Despite his confident predictions of a swift victory, Abiy may struggle to score a decisive win against the TPLF. The Ethiopian state is stronger than it was in the past, but the government faces multiple challenges to its authority across its vast territory. And the longer the conflict drags on, the more likely other liberation and secessionist groups—including from Abiy’s own Oromo community—are to join the fray, multiplying the cycle of repression and rebellion.


If Ethiopia returns to civil war, the entire African continent will suffer. Prolonged military confrontation will not only lead to serious loss of life in Ethiopia but also set in motion a series of related emergencies. A new refugee crisis will engulf neighboring countries, such as Kenya and Sudan, both of which already host sizable refugee or displaced populations. Ethiopia itself has 1.8 million displaced people within its borders. The addition of millions more, coupled with disruptions to agricultural production and infrastructure, could lead to food shortages and undermine the fight against COVID-19.

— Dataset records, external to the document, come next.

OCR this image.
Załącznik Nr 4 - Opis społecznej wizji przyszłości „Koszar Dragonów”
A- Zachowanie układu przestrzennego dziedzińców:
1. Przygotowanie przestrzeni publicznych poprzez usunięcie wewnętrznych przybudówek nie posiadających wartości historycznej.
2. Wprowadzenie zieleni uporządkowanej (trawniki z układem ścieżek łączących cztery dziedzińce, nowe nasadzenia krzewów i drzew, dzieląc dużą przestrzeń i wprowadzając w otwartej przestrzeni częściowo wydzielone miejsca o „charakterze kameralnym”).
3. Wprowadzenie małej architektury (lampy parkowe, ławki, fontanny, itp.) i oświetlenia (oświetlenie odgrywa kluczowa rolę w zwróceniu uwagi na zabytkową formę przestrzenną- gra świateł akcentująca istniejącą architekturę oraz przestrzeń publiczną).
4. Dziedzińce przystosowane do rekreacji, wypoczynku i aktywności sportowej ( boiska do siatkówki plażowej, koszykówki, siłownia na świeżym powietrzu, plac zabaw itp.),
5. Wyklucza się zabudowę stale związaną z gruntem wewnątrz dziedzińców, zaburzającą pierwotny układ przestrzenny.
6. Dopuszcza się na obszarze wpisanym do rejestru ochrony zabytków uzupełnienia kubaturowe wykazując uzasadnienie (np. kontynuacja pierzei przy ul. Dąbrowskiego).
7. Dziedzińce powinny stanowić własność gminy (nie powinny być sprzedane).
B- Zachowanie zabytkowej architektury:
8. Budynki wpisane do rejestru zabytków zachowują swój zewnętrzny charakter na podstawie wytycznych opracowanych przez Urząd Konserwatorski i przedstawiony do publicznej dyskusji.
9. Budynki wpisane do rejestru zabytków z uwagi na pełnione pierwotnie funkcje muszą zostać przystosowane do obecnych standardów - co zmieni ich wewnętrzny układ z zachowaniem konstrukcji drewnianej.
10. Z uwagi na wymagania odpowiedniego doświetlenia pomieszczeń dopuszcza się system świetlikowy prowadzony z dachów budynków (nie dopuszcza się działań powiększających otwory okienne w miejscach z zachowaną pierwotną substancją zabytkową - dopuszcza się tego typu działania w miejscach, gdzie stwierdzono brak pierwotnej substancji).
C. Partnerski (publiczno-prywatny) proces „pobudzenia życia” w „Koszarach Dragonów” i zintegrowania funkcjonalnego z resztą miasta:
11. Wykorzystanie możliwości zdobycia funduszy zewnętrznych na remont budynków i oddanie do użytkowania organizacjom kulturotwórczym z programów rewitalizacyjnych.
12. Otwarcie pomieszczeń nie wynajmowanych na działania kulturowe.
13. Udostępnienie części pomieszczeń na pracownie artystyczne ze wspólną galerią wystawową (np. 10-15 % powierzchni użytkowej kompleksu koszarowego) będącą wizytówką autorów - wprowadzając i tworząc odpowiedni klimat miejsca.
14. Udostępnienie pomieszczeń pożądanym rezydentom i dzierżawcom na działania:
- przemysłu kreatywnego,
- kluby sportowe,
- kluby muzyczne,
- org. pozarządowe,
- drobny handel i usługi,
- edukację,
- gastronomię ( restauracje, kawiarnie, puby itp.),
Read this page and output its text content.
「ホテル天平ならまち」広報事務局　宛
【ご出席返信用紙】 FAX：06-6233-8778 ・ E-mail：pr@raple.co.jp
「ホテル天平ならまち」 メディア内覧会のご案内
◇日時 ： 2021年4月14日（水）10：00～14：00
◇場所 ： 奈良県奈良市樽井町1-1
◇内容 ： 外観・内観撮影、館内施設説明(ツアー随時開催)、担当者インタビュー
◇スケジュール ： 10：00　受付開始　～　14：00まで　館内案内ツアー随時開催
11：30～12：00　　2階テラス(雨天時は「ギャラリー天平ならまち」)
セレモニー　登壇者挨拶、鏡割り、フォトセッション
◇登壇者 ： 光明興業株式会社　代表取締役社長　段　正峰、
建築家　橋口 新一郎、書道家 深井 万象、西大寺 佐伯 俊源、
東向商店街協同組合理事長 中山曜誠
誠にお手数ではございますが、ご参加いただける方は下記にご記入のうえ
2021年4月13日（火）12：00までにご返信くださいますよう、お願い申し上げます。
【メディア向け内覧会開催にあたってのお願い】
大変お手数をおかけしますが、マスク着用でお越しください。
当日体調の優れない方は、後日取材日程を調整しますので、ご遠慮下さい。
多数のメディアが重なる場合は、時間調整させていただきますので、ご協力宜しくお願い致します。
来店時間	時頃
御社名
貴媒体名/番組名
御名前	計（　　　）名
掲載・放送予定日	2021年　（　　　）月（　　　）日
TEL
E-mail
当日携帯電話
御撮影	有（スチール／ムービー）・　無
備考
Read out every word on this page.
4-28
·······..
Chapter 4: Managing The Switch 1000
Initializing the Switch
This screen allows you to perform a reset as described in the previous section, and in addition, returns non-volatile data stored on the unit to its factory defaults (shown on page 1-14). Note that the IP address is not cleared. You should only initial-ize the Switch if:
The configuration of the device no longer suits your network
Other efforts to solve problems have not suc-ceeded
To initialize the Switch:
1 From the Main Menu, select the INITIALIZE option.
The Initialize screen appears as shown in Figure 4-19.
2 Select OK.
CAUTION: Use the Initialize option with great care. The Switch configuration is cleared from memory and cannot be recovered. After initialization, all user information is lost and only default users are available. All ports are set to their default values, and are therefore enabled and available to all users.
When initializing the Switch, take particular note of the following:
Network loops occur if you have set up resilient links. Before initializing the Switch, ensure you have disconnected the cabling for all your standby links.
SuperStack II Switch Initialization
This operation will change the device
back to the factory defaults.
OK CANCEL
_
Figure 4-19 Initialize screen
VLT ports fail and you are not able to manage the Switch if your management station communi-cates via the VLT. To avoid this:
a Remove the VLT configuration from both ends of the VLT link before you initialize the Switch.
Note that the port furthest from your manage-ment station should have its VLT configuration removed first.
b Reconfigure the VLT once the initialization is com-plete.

More worrying still, a drawn-out conflict could pull in neighboring countries, such as Egypt and Eritrea, which may be tempted to support either the federal government or rebel armies in order to advance their interests. There are already fears that Eritrean President Isaias Afwerki will provide military support and assistance to Abiy. The close relationship between the two leaders and the fact that both hold historical grudges against the TPLF has already led Tigrayan leaders to accuse the two men of conspiring against them.

The fighting is already escalating, reportedly with heavy casualties. The international community has missed the opportunity to prevent conflict from breaking out, but by taking timely and concerted action, major Western donors, influential foreign partners such as China, and the African Union could still encourage moderation. Together, they could push Abiy and the TPLF to the negotiating table and emphasize the need for the government to return to its reform agenda—and hold credible elections—to rebuild public confidence.

Unified international pressure is a rarity in today’s multipolar world, but the specter of widespread conflict in the Horn of Africa should help regional and world powers get on the same page. Although they have very different interests in and visions for Ethiopia, China, the United Kingdom, the United States, and the African Union have all made significant investments in the country in recent years—from the construction of the African Union headquarters to military assistance and major development projects—none of which will survive a civil war. If there is not a concerted response in the coming days, and Ethiopia slides into a full-scale civil war, it will not only be the Ethiopians who ask why the international community did little to prevent a regional catastrophe.